The context
I have an infrastructure where a server produces long running jobs where each job consists of logical chunks that are about the same size, but every job have vastly different amount of chunks. I have a scalable number of workers which can take the chunks do the work (processor heavy), and return the result to the server. One worker works on only one chunk at the same time.
Currently for scheduling the chunks I use an SQS queue so when a job is created I dump all chunks to the SQS queue and the workers will take the chunks. It works like a FIFO.
So to summarize what does what:
A job is a lot of processor intensive calculations. It consists of multiple independent chunks that are about the same size.
A chunk is a processor intensive calculation the workers can work on. Independent of other chunks and can be calculated itself without additional context.
The server creates jobs. When the job is created the server puts all the job's chunks on the Queue (and essentially forgets about the jobs).
The workers can work on chunks. It does not matter what job is the chunk part of, the worker can take on any. A worker when it has nothing to work on (is newly created, or already finished its previous chunk) looks for the next chunk on the queue.
The problem
When a job is scheduled all chunks are added to the queue and when a next job is scheduled it will not be started to be worked on until the first job is finished.

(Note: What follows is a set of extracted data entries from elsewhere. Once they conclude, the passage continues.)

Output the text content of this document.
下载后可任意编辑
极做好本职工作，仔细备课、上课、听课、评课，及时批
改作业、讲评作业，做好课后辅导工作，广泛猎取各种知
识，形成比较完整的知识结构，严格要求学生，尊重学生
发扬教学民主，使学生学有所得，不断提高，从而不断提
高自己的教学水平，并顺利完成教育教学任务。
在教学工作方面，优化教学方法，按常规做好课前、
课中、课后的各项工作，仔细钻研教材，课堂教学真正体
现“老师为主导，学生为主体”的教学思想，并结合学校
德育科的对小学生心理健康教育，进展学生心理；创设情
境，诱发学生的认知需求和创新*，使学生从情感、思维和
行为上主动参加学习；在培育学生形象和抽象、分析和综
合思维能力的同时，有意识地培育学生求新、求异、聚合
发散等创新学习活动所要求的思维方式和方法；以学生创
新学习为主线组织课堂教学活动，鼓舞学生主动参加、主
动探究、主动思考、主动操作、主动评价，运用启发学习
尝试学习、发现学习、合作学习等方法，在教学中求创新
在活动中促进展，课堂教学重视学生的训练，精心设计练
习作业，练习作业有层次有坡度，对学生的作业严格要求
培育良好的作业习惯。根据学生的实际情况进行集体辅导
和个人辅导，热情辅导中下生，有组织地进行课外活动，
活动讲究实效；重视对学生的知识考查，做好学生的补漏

So in a scenario where job A (first) takes 4 hours and job B (second) takes 5 minutes, job B will not get started in the first few hours and will only be finished in about 4 hours 5 minutes, so if there is a large job scheduled it will effectively block all other calculations. The queue will look like this:
A1 A2 A3 A4 A5 A6 A7 A8 A9 A10 ... A100 B1 B2
I would like to not block the new calculations coming in but process them in a different order like:
A1 B1 A2 B2 A3 A4 A5 A6 A7 A8 A9 A10 ... A100
If a third job arrives after A1 and B1 has been picked up, it should still not be blocked:
A2 B2 C1 A3 C2 A4 C3 A5 C4 A6 A7 A8 A9 A10 ... A100
With ordering the chunks like this I can guarantee the following:
- For every job the first task is picked up relatively fast.
- For every job there is constant perceived progress (some new chunks are always finished)
- Short jobs (not many chunks) are finished relatively fast.
Solutions
I know I cannot reorder an SQS queue in itself, so I might have to do something like:
- Change technologies. Maybe some queue supports this out of the box in AWS
- When a new job is about to be scheduled, the server just takes all chunks from the queue, shuffles in the new chunks, puts back everything in the queue.
- Somehow reach the intended behavior with a priority queue (maybe RabbitMQ).
Is there some easy, safe solution for this? How should I do it?